Thousands of homeowners across North Carolina are getting a little lesson on hidden taxes in their mailboxes right about now. In fact, the tax is so hidden they may not even understand what is going on, but state lawmakers and local tax collectors in Mecklenburg County and elsewhere have conspired to grab a little more cash in an underhanded way. This stunt requires a good bit of explanation.

Like most homeowners, I’m not really one. A mortgage company kindly lets us live in their house in exchange for a hefty monthly payment. As part of the deal, they even let you pay the property taxes on the house and allow you to pay a little each month rather than one big whopping bill each year.
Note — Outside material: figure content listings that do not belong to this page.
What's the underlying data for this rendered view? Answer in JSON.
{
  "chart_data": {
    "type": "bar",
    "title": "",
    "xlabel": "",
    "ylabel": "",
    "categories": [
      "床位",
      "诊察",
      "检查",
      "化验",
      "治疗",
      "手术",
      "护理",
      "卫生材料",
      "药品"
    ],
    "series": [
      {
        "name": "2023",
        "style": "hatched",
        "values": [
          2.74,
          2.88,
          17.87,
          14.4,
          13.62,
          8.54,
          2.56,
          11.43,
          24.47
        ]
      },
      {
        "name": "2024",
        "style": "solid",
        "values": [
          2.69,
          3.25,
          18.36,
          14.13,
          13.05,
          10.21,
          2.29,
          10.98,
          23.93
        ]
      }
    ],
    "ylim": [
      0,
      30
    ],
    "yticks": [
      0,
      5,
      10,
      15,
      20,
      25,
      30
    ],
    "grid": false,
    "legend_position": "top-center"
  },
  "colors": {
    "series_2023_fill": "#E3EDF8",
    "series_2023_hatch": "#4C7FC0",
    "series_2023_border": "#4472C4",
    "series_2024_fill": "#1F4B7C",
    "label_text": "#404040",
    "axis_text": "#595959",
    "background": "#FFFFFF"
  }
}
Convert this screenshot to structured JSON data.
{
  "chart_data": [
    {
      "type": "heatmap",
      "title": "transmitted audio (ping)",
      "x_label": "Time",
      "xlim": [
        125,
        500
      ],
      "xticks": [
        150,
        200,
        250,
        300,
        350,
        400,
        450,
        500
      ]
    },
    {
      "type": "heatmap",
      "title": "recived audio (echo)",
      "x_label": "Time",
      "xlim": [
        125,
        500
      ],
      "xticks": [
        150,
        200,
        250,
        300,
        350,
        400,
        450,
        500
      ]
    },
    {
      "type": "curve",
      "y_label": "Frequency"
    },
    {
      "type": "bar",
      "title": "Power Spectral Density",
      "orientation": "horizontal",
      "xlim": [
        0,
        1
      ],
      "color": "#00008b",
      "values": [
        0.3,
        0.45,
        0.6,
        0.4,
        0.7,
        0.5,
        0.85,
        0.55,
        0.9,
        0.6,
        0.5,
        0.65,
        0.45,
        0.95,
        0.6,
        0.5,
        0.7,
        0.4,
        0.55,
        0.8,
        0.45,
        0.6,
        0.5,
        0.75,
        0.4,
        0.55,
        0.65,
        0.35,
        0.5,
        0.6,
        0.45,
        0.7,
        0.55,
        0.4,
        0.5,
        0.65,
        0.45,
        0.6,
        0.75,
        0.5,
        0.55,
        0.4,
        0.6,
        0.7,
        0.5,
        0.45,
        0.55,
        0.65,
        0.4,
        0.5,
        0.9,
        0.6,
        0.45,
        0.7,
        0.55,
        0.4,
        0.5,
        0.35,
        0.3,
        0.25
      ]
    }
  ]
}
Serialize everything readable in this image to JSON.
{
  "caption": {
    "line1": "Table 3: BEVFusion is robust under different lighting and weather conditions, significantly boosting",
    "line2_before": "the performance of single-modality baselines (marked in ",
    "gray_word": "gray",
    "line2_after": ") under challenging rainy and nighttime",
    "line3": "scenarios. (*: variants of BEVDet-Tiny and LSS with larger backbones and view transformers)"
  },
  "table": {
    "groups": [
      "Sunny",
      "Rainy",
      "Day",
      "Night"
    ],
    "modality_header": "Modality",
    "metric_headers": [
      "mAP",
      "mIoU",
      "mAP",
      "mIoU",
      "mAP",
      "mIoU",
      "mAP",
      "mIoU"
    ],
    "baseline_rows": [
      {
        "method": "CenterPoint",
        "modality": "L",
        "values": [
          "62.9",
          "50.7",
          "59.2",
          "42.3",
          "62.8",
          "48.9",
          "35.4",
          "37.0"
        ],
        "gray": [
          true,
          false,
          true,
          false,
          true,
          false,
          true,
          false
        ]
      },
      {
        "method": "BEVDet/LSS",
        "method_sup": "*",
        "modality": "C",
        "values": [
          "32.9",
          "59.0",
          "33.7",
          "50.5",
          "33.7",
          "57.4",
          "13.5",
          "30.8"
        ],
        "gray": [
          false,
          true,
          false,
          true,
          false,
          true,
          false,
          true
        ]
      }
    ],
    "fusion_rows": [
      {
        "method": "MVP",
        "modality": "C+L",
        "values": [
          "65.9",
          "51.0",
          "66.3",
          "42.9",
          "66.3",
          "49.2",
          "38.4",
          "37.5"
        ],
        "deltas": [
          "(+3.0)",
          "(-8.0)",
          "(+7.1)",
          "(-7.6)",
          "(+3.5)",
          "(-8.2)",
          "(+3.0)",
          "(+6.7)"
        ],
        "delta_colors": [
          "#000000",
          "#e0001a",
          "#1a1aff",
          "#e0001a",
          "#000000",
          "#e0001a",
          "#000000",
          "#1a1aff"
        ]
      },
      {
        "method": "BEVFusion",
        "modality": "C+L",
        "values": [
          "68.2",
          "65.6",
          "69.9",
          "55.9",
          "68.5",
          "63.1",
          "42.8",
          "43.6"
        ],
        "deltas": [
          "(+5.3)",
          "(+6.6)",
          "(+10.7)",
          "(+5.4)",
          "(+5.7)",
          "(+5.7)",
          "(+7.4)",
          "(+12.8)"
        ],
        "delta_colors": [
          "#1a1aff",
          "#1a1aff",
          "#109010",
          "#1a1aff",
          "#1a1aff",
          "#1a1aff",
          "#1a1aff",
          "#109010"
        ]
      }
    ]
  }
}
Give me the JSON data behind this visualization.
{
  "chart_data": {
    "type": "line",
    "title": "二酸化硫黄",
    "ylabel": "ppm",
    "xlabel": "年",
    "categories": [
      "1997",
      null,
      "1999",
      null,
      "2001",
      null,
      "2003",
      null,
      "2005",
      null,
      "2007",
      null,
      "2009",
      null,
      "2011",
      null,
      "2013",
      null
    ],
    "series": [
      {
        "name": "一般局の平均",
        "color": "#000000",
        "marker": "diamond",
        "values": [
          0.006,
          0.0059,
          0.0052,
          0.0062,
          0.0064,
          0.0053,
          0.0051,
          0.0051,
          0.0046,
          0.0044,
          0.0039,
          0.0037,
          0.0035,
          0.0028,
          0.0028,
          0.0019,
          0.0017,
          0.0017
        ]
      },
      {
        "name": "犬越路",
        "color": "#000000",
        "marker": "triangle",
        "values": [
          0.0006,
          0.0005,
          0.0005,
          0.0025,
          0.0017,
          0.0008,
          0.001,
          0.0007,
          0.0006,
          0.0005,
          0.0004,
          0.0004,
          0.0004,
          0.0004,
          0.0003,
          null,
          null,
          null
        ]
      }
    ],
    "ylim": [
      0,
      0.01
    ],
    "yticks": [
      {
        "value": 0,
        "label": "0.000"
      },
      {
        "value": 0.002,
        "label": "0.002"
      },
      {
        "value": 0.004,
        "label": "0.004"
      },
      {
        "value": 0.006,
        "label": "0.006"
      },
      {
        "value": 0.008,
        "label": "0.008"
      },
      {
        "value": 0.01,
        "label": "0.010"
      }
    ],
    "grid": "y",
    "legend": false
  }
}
This escrowing of property taxes is also accompanied by some level of fudging which usually makes you over pay a little to make sure there is enough to cover the property tax bill.

Not the most perfect system, but it works well enough for most folks and as long as the escrowing entity does not abuse the system as an interest-free loan, homeowners do get the satisfaction of knowing their local property taxes are well in hand. Part of that planning for property taxes usually involves slight annual upward adjustments in assumptions about the upcoming property tax bill to reflect an increase in real estate valuations. So far, so good.

Imagine then the surprise when your latest monthly mortgage coupon book for 2005 arrives and reveals not an escrow jump of a few dollars a month, but almost $100. I figured our loan servicer had gone mad or moved to Florida. (Don’t ask me why, but loan servicers located in Florida are horrid.) This was all baffling. But a couple days later a letter arrived to clear everything up and promptly send me into orbit.

The letter explained that the company had received notification from the North Carolina Tax Collector’s Association that an unspecified change in state law now allows local property tax collectors to request payment of property taxes from loan servicers and mortgage companies by November 15th of each year. This little switch has profound bottom-line impact, as the letter explains:

Previously, your mortgage payment included the appropriate escrow collection to pay your taxes each December, which allowed time for your tax collector to receive the payment by the due date in January. We have now have adjusted your monthly escrow collection so that there are sufficient funds in your escrow account to pay your taxes in October.

So, in other words, the state of North Carolina has just instituted the 10-month year for property owners in the state. In what in recent years has become a long-line of sneaky tricks designed to cover budgetary shortfalls in Raleigh and the counties with accounting frauds and one-time money, this move ranks as a classic. From now on property owners will pay for 12-months of public services every 10-months, and that assumes they make it out of 2005 without their mortgage escrow accounts falling into the red.

This is simple theft. The legislators who supported this change, the tax collectors who pushed for it, and the local officials ready to spend the ill-gotten money should be ashamed of themselves. If government really faces such cash-flow problems that it needs tax revenue 60 days sooner, then let us have a discussion about the fiscal choices government officials have made, in the open like adults.

Playing games with clocks and calendars, and setting up mortgage companies as the bad guys is cheap and cowardly. Oh, and it won’t work again, either.